Entahlah. Tiba-tiba aku ingin bertemu kakekku. Beliau yang meninggal tahun 2008 lalu. Saat aku berusia 12 tahun. Saat aku masih jauh dari agama.
Kakekku adalah seorang guru agama. Sayang sekali dulu aku tidak dekat dengannya. Barangkali jika hari ini beliau masih hidup, aku bisa berbincang banyak dengannya. Tentang Bahasa Arab atau hal-hal lain yang membuat aku tertarik dengan agama.
Rahimahullah Rahmatan Wasiah.
Beliau telah pergi. Jauh sebelum aku tertarik pada dunia dakwah ini. Jauh sebelum aku memakai kerudung dengan kesadaranku sendiri. Dan jauh sebelum aku mulai menyadari bahwa pasti beliau ingin ada anak keturunan yang melanjutkan estafet beliau ini.
Jika beliau melihat aku hari ini, akankah beliau bangga? Bahwa ada anak keturunannya yang pernah berhasil menembus bangku LIPIA Jakarta.
Akankah beliau bangga dengan aku yang meninggalkan Kemenkeu dan kini 'hanya' mengajar di rumah saja?
Akankah beliau menitikkan air mata melihatku yang dulu susah diatur kini telah berubah?
Entahlah. Aku tidak tahu. Yang jelas ini adalah rasa rindu kepada sosok yang baru aku sadari betapa berharganya kehadiran beliau.
---
Kadang kala aku berpikir, apakah penjagaan Allah kepadaku selama ini juga berkat keshalihan kakekku selama hidupnya?

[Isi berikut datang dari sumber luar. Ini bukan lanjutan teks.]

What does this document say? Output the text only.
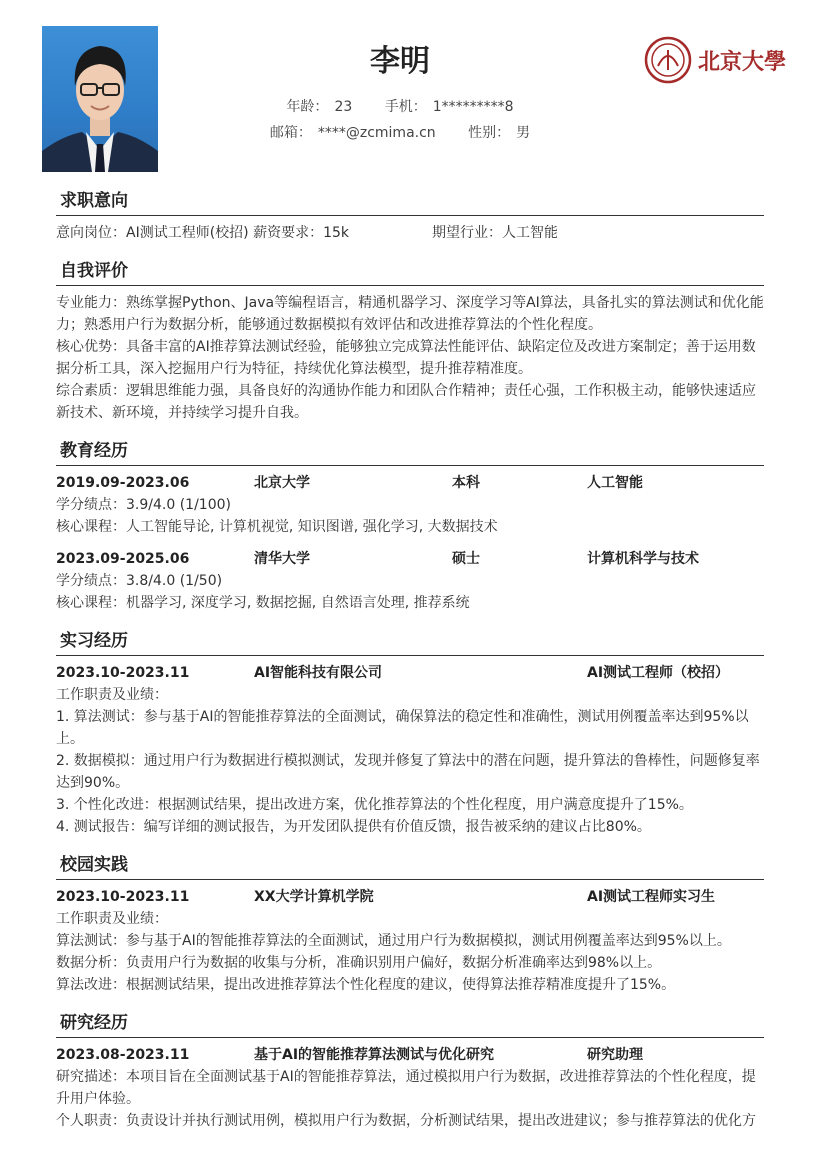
李明
年龄： 23 手机： 1*********8
邮箱： ****@zcmima.cn 性别： 男
北京大學
求职意向
意向岗位：AI测试工程师(校招) 薪资要求：15k	期望行业：人工智能
自我评价
专业能力：熟练掌握Python、Java等编程语言，精通机器学习、深度学习等AI算法，具备扎实的算法测试和优化能力；熟悉用户行为数据分析，能够通过数据模拟有效评估和改进推荐算法的个性化程度。
核心优势：具备丰富的AI推荐算法测试经验，能够独立完成算法性能评估、缺陷定位及改进方案制定；善于运用数据分析工具，深入挖掘用户行为特征，持续优化算法模型，提升推荐精准度。
综合素质：逻辑思维能力强，具备良好的沟通协作能力和团队合作精神；责任心强，工作积极主动，能够快速适应新技术、新环境，并持续学习提升自我。
教育经历
2019.09-2023.06	北京大学	本科	人工智能
学分绩点：3.9/4.0 (1/100)
核心课程：人工智能导论, 计算机视觉, 知识图谱, 强化学习, 大数据技术
2023.09-2025.06	清华大学	硕士	计算机科学与技术
学分绩点：3.8/4.0 (1/50)
核心课程：机器学习, 深度学习, 数据挖掘, 自然语言处理, 推荐系统
实习经历
2023.10-2023.11	AI智能科技有限公司	AI测试工程师（校招）
工作职责及业绩：
1. 算法测试：参与基于AI的智能推荐算法的全面测试，确保算法的稳定性和准确性，测试用例覆盖率达到95%以上。
2. 数据模拟：通过用户行为数据进行模拟测试，发现并修复了算法中的潜在问题，提升算法的鲁棒性，问题修复率达到90%。
3. 个性化改进：根据测试结果，提出改进方案，优化推荐算法的个性化程度，用户满意度提升了15%。
4. 测试报告：编写详细的测试报告，为开发团队提供有价值反馈，报告被采纳的建议占比80%。
校园实践
2023.10-2023.11	XX大学计算机学院	AI测试工程师实习生
工作职责及业绩：
算法测试：参与基于AI的智能推荐算法的全面测试，通过用户行为数据模拟，测试用例覆盖率达到95%以上。
数据分析：负责用户行为数据的收集与分析，准确识别用户偏好，数据分析准确率达到98%以上。
算法改进：根据测试结果，提出改进推荐算法个性化程度的建议，使得算法推荐精准度提升了15%。
研究经历
2023.08-2023.11	基于AI的智能推荐算法测试与优化研究	研究助理
研究描述：本项目旨在全面测试基于AI的智能推荐算法，通过模拟用户行为数据，改进推荐算法的个性化程度，提升用户体验。
个人职责：负责设计并执行测试用例，模拟用户行为数据，分析测试结果，提出改进建议；参与推荐算法的优化方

Mengapa Allah begitu baik memilihku menjadi satu-satunya mahasiswa STAN kala itu yang belajar di Takhassus Al-Barkah Bintaro?
Mengapa Allah gerakkan hatiku untuk meninggalkan pekerjaan kantoran dan memilih kembali ke rumah?
Padahal kalau dipikir-pikir, aku bukan orang shalih. Aku bukan anak yang sudah baik sejak kecil. Namun, mengapa Allah menjagaku sedemikiannya padahal kondisi keluargaku tidak seperti anak-anak lainnya? Padahal kehidupanku sbg seorang anak kala itu serba tidak ideal.
Wallahua'lam. Aku rasa ada andil keshalihan kakekku di sana. Keshalihan yang kini aku rasakan dampaknya.
Kini, hanya kuburan beliau yang bisa aku pandangi. Tanpa bisa lagi berbincang dan mengenal beliau lebih dekat. Tanpa bisa lagi menimba ilmu dan kebaikan dari apa yang beliau miliki.
Rahimahullah Rahmatan Wasiah. Semoga Allah merahmati beliau dan seluruh leluhurku.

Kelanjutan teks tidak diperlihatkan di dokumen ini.